What is is that makes my 6 year old daughter love Kinder eggs? Is it the amazing orange and white stand-out on shelf or maybe the promise of delicious chocolate? Who are we kidding? The real lure is the gift inside. Just as important, and what makes a Kinder egg over a standard bar of chocolate, is the sense of theatre. From the nostalgic unwrapping of the crinkly foil to the breaking of the chocolate shell, you continuously engage with the brand through so many layers. By the time you’ve popped open the little yellow egg with eager anticipation of your ‘air fix kit’ style toy, you well and truly feel that your 45p was well spent. Then there are the hours of ‘fun’ fiddling to put it together.
This got me thinking that many of our favourite brands also secretly hold a valuable, almost hidden, invisible equity. Admittedly many brands have been savvy enough to capitalise on brand theatre - Orangina’s shake to wake, Grolsch’s unleashing of their ceramic stopper to the heavy thud of a BMW door followed by a gentle fade of the vanity light.
But the area I find really fascinating is when, just simply through the passage of time, a brand can own a valuable equity they never intended to have. Who doesn’t now pine for the foil on a Kit Kat bar or the little colourful embossed alphabet letters on the lid taken from a Smarties tube? Interestingly to some brands these aren’t equities hence the move to replace the Smarties tube with a hexagonal box. Yes I buy the argument that the new packaging is more environmentally aware but I can’t help but feel robbed of all the charm the brand has given me over the years (it took me about 5 years to collect the whole alphabet).
Sometimes it’s the oddities around the brand that make the brand. Take Heinz Tomato Ketchup. Sure you can put it in a neat clinical squeezy plastic bottle, but for loyalists, unless you thud the ‘diner’ style glass bottle, it just ain’t Heinz. You can keep a jar of coffee uber fresh with a modern click vacuumed lid, but what you really want is to smash your tea spoon through that lovely gold foil on a jar of Gold Blend.

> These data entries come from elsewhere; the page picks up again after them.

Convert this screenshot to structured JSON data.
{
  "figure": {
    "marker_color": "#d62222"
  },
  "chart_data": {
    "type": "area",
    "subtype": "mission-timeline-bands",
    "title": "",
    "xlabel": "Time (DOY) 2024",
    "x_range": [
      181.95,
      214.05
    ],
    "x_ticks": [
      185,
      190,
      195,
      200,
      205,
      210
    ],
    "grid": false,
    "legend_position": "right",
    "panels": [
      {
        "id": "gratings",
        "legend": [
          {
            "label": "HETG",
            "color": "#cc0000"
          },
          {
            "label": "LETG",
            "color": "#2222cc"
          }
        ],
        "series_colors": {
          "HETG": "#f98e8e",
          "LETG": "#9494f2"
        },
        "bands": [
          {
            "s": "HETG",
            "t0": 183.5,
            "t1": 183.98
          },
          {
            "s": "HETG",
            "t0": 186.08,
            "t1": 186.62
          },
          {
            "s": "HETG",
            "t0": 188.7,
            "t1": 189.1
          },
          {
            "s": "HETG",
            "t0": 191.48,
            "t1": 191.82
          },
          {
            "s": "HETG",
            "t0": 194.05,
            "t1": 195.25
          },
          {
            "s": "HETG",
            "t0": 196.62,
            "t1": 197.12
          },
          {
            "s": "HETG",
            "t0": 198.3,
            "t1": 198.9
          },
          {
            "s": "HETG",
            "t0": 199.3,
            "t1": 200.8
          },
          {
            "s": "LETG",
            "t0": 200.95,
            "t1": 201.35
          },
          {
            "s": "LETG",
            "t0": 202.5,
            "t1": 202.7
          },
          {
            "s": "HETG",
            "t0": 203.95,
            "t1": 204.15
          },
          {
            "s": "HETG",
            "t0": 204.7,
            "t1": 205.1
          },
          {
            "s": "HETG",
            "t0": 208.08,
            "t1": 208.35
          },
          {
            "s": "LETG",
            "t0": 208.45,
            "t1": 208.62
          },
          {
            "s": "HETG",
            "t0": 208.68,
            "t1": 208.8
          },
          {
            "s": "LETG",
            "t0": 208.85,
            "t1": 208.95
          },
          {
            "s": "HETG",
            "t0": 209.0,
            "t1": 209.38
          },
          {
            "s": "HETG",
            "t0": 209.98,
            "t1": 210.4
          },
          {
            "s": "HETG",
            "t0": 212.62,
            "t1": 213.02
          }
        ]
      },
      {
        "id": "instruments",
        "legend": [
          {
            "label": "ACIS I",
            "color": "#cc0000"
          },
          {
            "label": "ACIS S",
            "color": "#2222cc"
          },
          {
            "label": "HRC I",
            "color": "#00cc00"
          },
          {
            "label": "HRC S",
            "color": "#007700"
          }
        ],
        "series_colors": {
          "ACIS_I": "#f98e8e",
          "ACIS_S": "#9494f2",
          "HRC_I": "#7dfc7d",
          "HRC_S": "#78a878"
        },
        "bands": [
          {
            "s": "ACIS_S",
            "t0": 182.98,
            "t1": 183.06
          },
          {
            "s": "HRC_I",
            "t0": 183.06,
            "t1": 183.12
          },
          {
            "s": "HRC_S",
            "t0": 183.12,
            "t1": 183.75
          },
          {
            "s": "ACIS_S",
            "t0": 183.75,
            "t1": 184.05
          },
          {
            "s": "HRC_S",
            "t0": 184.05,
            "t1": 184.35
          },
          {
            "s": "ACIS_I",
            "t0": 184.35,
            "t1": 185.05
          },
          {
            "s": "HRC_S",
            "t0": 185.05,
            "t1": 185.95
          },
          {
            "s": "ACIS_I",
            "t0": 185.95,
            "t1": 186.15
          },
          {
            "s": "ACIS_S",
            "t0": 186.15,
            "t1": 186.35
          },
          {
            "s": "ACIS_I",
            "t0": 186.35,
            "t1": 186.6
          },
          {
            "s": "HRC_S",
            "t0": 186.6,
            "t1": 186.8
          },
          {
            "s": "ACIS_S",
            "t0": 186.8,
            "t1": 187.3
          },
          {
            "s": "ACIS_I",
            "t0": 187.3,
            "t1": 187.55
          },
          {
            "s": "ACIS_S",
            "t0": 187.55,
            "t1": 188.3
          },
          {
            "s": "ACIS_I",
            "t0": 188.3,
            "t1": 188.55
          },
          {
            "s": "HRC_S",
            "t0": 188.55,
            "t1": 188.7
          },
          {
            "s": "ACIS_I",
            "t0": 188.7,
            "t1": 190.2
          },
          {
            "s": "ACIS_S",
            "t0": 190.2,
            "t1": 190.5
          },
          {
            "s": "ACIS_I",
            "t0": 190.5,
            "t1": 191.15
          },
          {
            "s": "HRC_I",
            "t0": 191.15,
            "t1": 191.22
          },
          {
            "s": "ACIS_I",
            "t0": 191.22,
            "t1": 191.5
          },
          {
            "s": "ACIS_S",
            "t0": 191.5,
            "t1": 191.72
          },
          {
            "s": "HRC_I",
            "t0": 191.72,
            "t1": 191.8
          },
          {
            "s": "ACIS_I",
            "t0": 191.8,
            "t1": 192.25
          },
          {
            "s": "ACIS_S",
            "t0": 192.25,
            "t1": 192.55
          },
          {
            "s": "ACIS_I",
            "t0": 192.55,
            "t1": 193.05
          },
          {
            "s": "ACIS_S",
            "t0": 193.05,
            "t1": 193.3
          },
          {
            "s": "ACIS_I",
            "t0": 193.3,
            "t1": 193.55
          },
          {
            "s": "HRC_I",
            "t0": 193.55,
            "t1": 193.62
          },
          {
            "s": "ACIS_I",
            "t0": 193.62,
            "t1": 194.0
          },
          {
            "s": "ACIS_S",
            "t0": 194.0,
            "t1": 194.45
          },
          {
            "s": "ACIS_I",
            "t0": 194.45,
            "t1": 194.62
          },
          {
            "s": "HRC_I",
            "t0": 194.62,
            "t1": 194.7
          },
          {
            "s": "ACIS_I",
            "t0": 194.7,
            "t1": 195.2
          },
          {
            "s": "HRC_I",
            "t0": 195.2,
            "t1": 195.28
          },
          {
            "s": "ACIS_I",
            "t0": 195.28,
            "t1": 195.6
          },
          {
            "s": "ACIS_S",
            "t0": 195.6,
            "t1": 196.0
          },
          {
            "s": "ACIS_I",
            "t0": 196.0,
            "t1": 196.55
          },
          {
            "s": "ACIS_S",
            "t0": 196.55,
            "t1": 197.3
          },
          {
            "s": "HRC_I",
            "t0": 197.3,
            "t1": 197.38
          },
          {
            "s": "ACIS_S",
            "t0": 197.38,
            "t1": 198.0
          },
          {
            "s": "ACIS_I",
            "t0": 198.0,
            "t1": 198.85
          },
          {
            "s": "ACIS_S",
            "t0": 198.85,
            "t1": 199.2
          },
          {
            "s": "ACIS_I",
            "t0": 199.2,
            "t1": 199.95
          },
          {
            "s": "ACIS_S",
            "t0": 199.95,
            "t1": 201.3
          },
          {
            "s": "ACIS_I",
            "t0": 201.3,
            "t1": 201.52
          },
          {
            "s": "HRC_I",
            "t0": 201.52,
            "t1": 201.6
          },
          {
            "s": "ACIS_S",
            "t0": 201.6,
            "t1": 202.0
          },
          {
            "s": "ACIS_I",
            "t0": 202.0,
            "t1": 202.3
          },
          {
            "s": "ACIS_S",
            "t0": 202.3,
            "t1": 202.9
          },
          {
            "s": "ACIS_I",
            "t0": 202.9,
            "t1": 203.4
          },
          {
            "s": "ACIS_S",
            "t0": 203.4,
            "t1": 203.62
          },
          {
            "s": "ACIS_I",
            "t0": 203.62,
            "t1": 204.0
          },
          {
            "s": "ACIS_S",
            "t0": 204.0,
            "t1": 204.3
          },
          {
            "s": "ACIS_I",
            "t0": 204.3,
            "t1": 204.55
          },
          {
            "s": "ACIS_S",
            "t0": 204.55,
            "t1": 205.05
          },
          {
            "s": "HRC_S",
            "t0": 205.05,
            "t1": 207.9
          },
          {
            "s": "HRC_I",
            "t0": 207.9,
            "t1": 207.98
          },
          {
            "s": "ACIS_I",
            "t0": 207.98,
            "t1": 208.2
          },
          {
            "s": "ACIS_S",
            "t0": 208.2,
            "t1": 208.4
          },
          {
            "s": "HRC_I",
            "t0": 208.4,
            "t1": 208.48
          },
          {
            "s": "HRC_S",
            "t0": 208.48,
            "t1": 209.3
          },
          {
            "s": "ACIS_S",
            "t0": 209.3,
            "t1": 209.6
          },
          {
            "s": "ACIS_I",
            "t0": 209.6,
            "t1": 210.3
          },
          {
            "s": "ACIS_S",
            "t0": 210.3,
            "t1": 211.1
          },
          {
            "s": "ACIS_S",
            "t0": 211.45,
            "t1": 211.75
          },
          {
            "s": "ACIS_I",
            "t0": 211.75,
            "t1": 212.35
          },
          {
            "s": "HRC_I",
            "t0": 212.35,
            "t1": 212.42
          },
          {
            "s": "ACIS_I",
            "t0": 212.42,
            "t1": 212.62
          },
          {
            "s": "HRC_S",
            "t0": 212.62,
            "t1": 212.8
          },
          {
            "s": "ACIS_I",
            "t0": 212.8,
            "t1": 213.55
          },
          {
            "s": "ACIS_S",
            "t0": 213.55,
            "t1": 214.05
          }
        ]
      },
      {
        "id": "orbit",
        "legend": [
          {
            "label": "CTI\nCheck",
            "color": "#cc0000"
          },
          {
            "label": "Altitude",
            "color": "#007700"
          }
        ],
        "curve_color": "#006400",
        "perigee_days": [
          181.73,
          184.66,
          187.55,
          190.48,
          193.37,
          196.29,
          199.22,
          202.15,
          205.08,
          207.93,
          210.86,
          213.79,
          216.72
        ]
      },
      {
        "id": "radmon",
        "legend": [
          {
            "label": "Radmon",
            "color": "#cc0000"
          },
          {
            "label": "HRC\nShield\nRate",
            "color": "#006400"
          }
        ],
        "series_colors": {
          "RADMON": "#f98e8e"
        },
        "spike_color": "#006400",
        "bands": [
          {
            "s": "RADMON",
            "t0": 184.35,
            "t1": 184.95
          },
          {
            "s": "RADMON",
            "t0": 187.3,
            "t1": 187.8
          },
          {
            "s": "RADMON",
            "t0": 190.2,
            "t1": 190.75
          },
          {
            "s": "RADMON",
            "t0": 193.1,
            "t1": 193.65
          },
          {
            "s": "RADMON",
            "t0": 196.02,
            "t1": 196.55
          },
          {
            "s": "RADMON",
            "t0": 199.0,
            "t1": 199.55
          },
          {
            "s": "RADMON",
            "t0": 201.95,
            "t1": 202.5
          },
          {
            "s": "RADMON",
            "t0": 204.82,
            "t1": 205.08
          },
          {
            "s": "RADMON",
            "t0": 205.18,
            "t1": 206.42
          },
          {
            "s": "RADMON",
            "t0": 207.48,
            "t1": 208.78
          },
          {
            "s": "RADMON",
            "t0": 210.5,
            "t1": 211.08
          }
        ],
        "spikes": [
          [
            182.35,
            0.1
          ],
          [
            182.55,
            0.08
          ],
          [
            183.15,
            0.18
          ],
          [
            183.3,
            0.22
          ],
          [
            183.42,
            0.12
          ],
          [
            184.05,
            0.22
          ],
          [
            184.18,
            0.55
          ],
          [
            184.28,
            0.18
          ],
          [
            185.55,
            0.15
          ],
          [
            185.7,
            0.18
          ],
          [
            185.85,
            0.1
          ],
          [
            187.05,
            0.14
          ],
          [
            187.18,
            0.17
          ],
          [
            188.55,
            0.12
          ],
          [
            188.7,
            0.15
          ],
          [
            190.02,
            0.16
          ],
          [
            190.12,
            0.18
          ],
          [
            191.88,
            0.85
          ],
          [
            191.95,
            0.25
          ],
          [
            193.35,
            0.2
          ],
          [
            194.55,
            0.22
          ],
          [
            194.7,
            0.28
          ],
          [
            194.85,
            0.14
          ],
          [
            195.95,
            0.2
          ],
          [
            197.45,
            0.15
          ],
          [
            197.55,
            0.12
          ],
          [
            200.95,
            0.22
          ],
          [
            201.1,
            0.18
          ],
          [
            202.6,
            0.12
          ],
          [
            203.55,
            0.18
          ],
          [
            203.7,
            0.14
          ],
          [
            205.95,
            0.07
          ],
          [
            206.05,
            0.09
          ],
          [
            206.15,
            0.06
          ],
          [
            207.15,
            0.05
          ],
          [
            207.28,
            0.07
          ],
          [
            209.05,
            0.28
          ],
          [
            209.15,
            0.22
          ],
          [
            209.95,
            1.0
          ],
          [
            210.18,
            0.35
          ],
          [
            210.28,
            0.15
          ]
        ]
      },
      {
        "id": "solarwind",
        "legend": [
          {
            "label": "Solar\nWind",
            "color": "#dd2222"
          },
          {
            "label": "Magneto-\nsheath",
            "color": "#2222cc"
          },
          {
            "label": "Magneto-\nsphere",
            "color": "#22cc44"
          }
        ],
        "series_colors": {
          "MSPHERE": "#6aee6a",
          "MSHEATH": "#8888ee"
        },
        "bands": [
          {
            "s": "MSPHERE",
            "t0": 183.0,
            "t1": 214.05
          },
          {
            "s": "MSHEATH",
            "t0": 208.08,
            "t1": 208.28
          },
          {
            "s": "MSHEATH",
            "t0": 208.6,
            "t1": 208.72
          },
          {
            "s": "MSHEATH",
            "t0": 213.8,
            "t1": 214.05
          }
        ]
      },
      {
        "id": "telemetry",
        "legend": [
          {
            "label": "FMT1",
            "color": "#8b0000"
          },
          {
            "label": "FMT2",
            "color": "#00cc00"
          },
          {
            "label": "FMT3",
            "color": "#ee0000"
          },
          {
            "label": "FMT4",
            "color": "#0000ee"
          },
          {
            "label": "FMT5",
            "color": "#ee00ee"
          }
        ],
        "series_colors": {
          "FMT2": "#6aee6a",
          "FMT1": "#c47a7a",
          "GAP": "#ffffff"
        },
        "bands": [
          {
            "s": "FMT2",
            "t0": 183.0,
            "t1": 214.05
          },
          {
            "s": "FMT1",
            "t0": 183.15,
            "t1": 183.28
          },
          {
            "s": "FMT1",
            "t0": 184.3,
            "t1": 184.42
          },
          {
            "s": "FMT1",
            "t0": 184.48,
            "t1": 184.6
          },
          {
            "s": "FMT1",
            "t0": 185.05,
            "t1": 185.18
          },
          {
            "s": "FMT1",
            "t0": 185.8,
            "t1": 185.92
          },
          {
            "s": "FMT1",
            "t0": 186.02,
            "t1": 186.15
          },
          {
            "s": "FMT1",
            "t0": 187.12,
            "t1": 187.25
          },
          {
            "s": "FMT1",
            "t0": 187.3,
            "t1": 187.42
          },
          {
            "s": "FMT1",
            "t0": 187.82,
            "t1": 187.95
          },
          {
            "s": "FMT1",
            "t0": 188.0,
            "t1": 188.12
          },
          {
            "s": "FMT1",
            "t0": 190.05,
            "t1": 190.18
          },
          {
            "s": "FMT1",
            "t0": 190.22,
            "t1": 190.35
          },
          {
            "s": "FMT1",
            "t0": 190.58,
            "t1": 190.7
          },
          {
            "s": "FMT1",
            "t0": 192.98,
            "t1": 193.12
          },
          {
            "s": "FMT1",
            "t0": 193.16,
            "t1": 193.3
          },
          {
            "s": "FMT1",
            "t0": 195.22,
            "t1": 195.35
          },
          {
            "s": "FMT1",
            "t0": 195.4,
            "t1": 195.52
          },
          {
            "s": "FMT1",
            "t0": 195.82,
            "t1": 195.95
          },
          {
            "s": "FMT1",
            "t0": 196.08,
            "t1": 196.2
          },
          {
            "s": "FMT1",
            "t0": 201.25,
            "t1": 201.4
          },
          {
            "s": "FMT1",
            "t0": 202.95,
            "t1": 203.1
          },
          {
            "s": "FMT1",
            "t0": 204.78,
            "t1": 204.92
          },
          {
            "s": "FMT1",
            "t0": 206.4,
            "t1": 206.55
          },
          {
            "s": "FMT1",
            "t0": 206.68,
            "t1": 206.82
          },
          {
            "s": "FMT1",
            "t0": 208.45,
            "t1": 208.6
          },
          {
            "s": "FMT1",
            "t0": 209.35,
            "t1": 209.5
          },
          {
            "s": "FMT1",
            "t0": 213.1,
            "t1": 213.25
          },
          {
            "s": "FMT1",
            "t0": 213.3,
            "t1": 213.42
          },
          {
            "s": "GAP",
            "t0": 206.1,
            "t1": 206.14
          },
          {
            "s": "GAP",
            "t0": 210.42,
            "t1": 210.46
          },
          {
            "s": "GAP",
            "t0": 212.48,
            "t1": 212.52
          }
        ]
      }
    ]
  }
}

However, it’s not always negative that times change and brands move on. One brand actually making this ‘invisible’ theatre the main crux of its latest advertising campaign is nestle cereal Shreddies. Rather than the theatre just being tactile it’s observational too. Watch the hilarious tongue in cheek market researchers get feedback on the taste difference of the new ‘diamond’ shape, which of course isn’t Shreddies turned 45 degrees - oh no, it’s new Diamond Shreddies! The campaign is very clever as the theatre is running through the ‘new’ old brand. In fact, the diamond shape and the ads have become a Youtube hero in their own right - you can even vote online for which shape you prefer. Very design savvy - making the existing shape of the product become what’s new (and it must have saved a fortune in R&D).
But it’s not just brands, one entire category that has successfully turned around a major piece of their ownable theatre, is wine. Who at first didn’t doubt the transition form the ceremonious de-corking to the very under whelming unscrewing of a cap? But it worked and people have adopted the new ritual whether it’s a cheap and cheerful bottle of plonk through to more premium wines. No more stressfully rattling around the cutlery drawer for the elusive corkscrew, and hey presto, at picnics you’re straight in.
But simply replacing theatre with convenience won’t always work. The real trick as we design into the future is that we continue to create and protect a brand’s potentially invisible equities. Pringles know that ‘once you pop you can’t stop’ will out live any surface graphics. The DNA of brands aren’t just visible equities but also emotive, tactile ones. Long live jokes on lolly sticks, crisps with salt packets, shamrocks drawn on pints of Guinness and yellow eggs with toys in them.
Adam Ellis is Design Director at Coley Porter Bell.